The correct syntax is
INSERT INTO ... ON CONFLICT(...) DO UPDATE SET...
and if you are doing INSERT INTO SELECT ... your select needs at least WHERE true to solve parser ambiguity about the token ON with the join syntax.
Be warned that INSERT OR REPLACE... will delete the record before inserting a new one if it has to replace, which could be bad if you have foreign key cascades or other delete triggers.
If you have no primary key, You can insert if not exist, then do an update.
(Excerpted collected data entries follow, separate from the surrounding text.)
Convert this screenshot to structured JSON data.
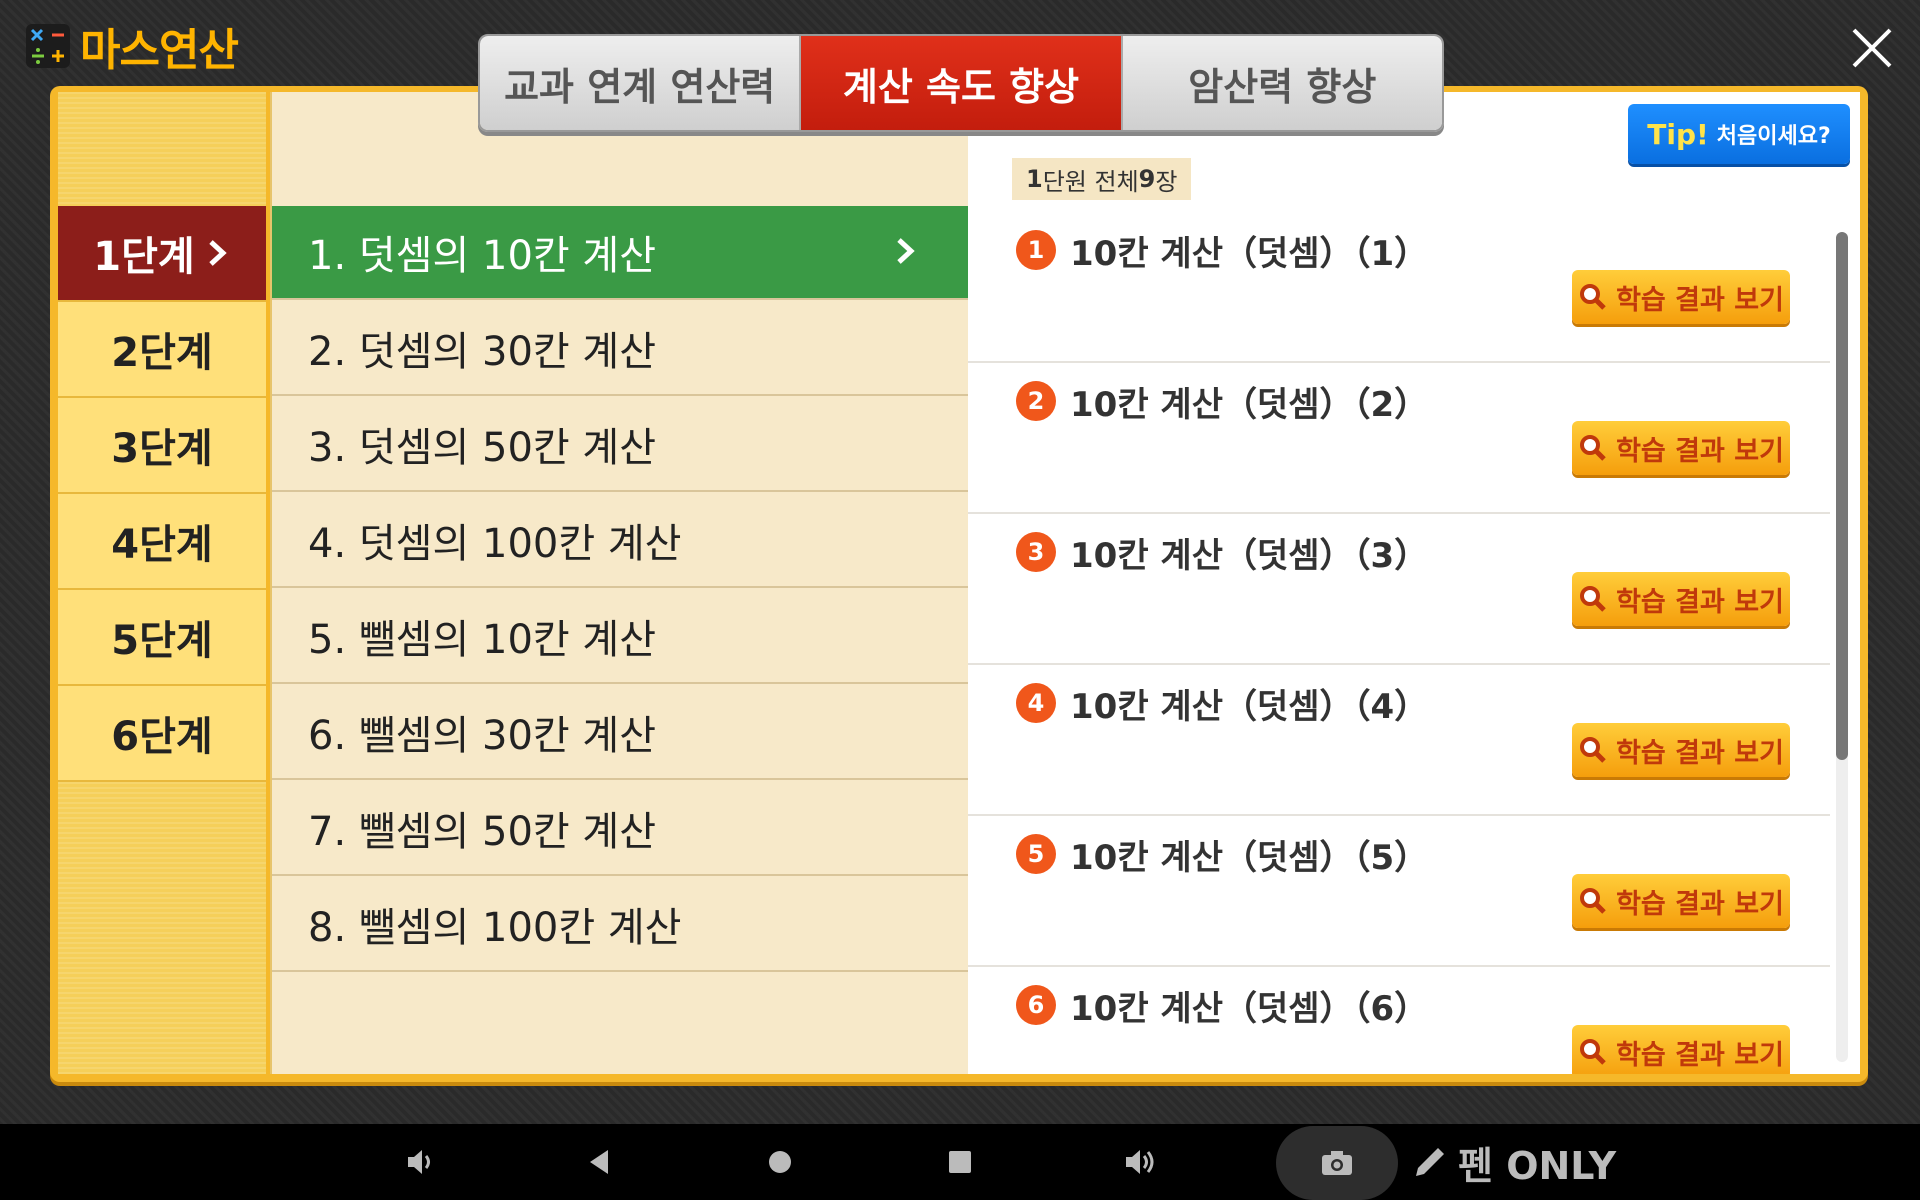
{
  "app": {
    "title": "마스연산"
  },
  "tabs": [
    {
      "label": "교과 연계 연산력",
      "active": false
    },
    {
      "label": "계산 속도 향상",
      "active": true
    },
    {
      "label": "암산력 향상",
      "active": false
    }
  ],
  "levels": [
    {
      "label": "1단계",
      "active": true
    },
    {
      "label": "2단계"
    },
    {
      "label": "3단계"
    },
    {
      "label": "4단계"
    },
    {
      "label": "5단계"
    },
    {
      "label": "6단계"
    }
  ],
  "lessons": [
    {
      "label": "1. 덧셈의 10칸 계산",
      "active": true
    },
    {
      "label": "2. 덧셈의 30칸 계산"
    },
    {
      "label": "3. 덧셈의 50칸 계산"
    },
    {
      "label": "4. 덧셈의 100칸 계산"
    },
    {
      "label": "5. 뺄셈의 10칸 계산"
    },
    {
      "label": "6. 뺄셈의 30칸 계산"
    },
    {
      "label": "7. 뺄셈의 50칸 계산"
    },
    {
      "label": "8. 뺄셈의 100칸 계산"
    }
  ],
  "summary": {
    "unit": "1",
    "unit_suffix": "단원 전체 ",
    "count": "9",
    "count_suffix": "장"
  },
  "tip": {
    "tip_label": "Tip!",
    "text": "처음이세요?"
  },
  "units": [
    {
      "num": "1",
      "title": "10칸 계산（덧셈）（1）",
      "button": "학습 결과 보기"
    },
    {
      "num": "2",
      "title": "10칸 계산（덧셈）（2）",
      "button": "학습 결과 보기"
    },
    {
      "num": "3",
      "title": "10칸 계산（덧셈）（3）",
      "button": "학습 결과 보기"
    },
    {
      "num": "4",
      "title": "10칸 계산（덧셈）（4）",
      "button": "학습 결과 보기"
    },
    {
      "num": "5",
      "title": "10칸 계산（덧셈）（5）",
      "button": "학습 결과 보기"
    },
    {
      "num": "6",
      "title": "10칸 계산（덧셈）（6）",
      "button": "학습 결과 보기"
    }
  ],
  "navbar": {
    "pen_label": "펜 ONLY"
  },
  "colors": {
    "accent_red": "#c31d0d",
    "active_green": "#3a9a45",
    "level_active": "#8c1e1a",
    "panel_yellow": "#f5b82a"
  }
}
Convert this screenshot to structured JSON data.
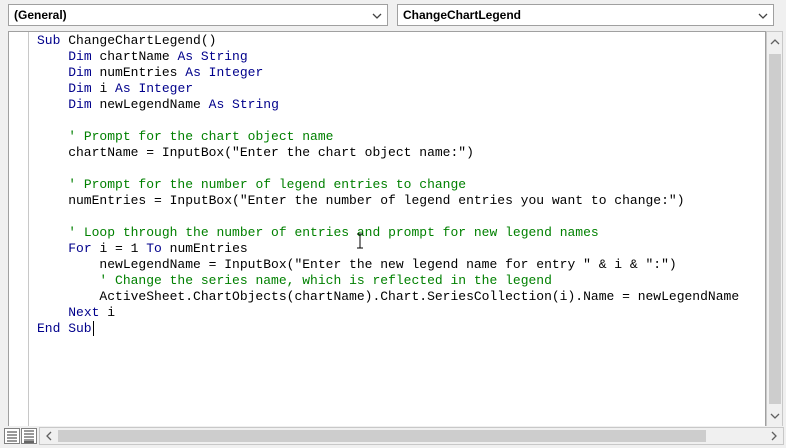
{
  "toolbar": {
    "object_dropdown": "(General)",
    "procedure_dropdown": "ChangeChartLegend"
  },
  "code": {
    "lines": [
      [
        {
          "t": "Sub ",
          "c": "kw"
        },
        {
          "t": "ChangeChartLegend()",
          "c": ""
        }
      ],
      [
        {
          "t": "    ",
          "c": ""
        },
        {
          "t": "Dim ",
          "c": "kw"
        },
        {
          "t": "chartName ",
          "c": ""
        },
        {
          "t": "As String",
          "c": "kw"
        }
      ],
      [
        {
          "t": "    ",
          "c": ""
        },
        {
          "t": "Dim ",
          "c": "kw"
        },
        {
          "t": "numEntries ",
          "c": ""
        },
        {
          "t": "As Integer",
          "c": "kw"
        }
      ],
      [
        {
          "t": "    ",
          "c": ""
        },
        {
          "t": "Dim ",
          "c": "kw"
        },
        {
          "t": "i ",
          "c": ""
        },
        {
          "t": "As Integer",
          "c": "kw"
        }
      ],
      [
        {
          "t": "    ",
          "c": ""
        },
        {
          "t": "Dim ",
          "c": "kw"
        },
        {
          "t": "newLegendName ",
          "c": ""
        },
        {
          "t": "As String",
          "c": "kw"
        }
      ],
      [],
      [
        {
          "t": "    ",
          "c": ""
        },
        {
          "t": "' Prompt for the chart object name",
          "c": "cm"
        }
      ],
      [
        {
          "t": "    chartName = InputBox(\"Enter the chart object name:\")",
          "c": ""
        }
      ],
      [],
      [
        {
          "t": "    ",
          "c": ""
        },
        {
          "t": "' Prompt for the number of legend entries to change",
          "c": "cm"
        }
      ],
      [
        {
          "t": "    numEntries = InputBox(\"Enter the number of legend entries you want to change:\")",
          "c": ""
        }
      ],
      [],
      [
        {
          "t": "    ",
          "c": ""
        },
        {
          "t": "' Loop through the number of entries and prompt for new legend names",
          "c": "cm"
        }
      ],
      [
        {
          "t": "    ",
          "c": ""
        },
        {
          "t": "For ",
          "c": "kw"
        },
        {
          "t": "i = 1 ",
          "c": ""
        },
        {
          "t": "To ",
          "c": "kw"
        },
        {
          "t": "numEntries",
          "c": ""
        }
      ],
      [
        {
          "t": "        newLegendName = InputBox(\"Enter the new legend name for entry \" & i & \":\")",
          "c": ""
        }
      ],
      [
        {
          "t": "        ",
          "c": ""
        },
        {
          "t": "' Change the series name, which is reflected in the legend",
          "c": "cm"
        }
      ],
      [
        {
          "t": "        ActiveSheet.ChartObjects(chartName).Chart.SeriesCollection(i).Name = newLegendName",
          "c": ""
        }
      ],
      [
        {
          "t": "    ",
          "c": ""
        },
        {
          "t": "Next ",
          "c": "kw"
        },
        {
          "t": "i",
          "c": ""
        }
      ],
      [
        {
          "t": "End Sub",
          "c": "kw"
        }
      ]
    ]
  },
  "colors": {
    "keyword": "#00008b",
    "comment": "#008000",
    "text": "#000000"
  },
  "icons": {
    "dropdown_arrow": "chevron-down-icon",
    "procedure_view": "procedure-view-icon",
    "full_module_view": "full-module-view-icon"
  }
}
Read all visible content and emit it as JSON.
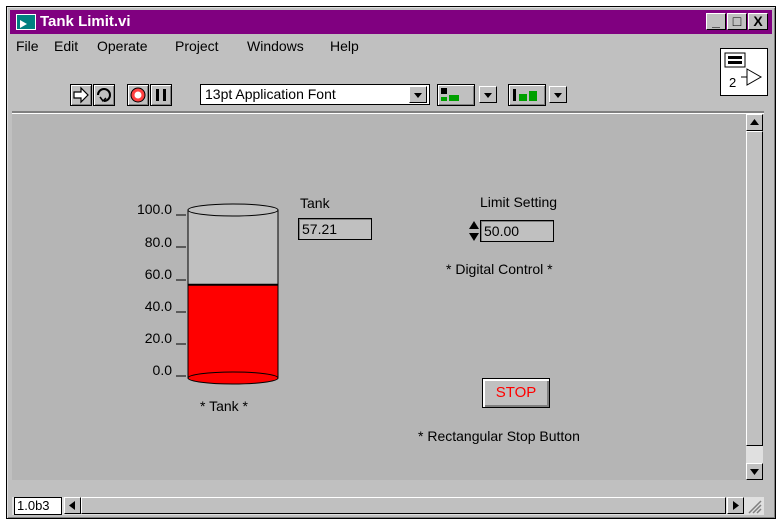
{
  "window": {
    "title": "Tank Limit.vi",
    "minimize": "_",
    "maximize": "□",
    "close": "X"
  },
  "menu": {
    "file": "File",
    "edit": "Edit",
    "operate": "Operate",
    "project": "Project",
    "windows": "Windows",
    "help": "Help"
  },
  "toolbar": {
    "font": "13pt Application Font",
    "vi_icon_number": "2"
  },
  "tank": {
    "scale": [
      "100.0",
      "80.0",
      "60.0",
      "40.0",
      "20.0",
      "0.0"
    ],
    "value": 57.21,
    "max": 100,
    "fill_color": "#ff0000",
    "caption": "* Tank *",
    "indicator_label": "Tank",
    "indicator_value": "57.21"
  },
  "limit": {
    "label": "Limit Setting",
    "value": "50.00",
    "caption": "* Digital Control *"
  },
  "stop": {
    "label": "STOP",
    "caption": "* Rectangular Stop Button"
  },
  "status": {
    "version": "1.0b3"
  }
}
The table must contain at least one entry before using this.
INSERT INTO Test
(id, name)
SELECT
101 as id,
'Bob' as name
FROM Test
WHERE NOT EXISTS(SELECT * FROM Test WHERE id = 101 and name = 'Bob') LIMIT 1;
Update Test SET id='101' WHERE name='Bob';
I believe you want UPSERT.
"INSERT OR REPLACE" without the additional trickery in that answer will reset any fields you don't specify to NULL or other default value. (This behavior of INSERT OR REPLACE is unlike UPDATE; it's exactly like INSERT, because it actually is INSERT; however if what you wanted is UPDATE-if-exists you probably want the UPDATE semantics and will be unpleasantly surprised by the actual result.)
The trickery from the suggested UPSERT implementation is basically to use INSERT OR REPLACE, but specify all fields, using embedded SELECT clauses to retrieve the current value for fields you don't want to change.
I think it's worth pointing out that there can be some unexpected behaviour here if you don't thoroughly understand how PRIMARY KEY and UNIQUE interact.
As an example, if you want to insert a record only if the NAME field isn't currently taken, and if it is, you want a constraint exception to fire to tell you, then INSERT OR REPLACE will not throw and exception and instead will resolve the UNIQUE constraint itself by replacing the conflicting record (the existing record with the same NAME). Gaspard's demonstrates this really well in his answer above.
If you want a constraint exception to fire, you have to use an INSERT statement, and rely on a separate UPDATE command to update the record once you know the name isn't taken.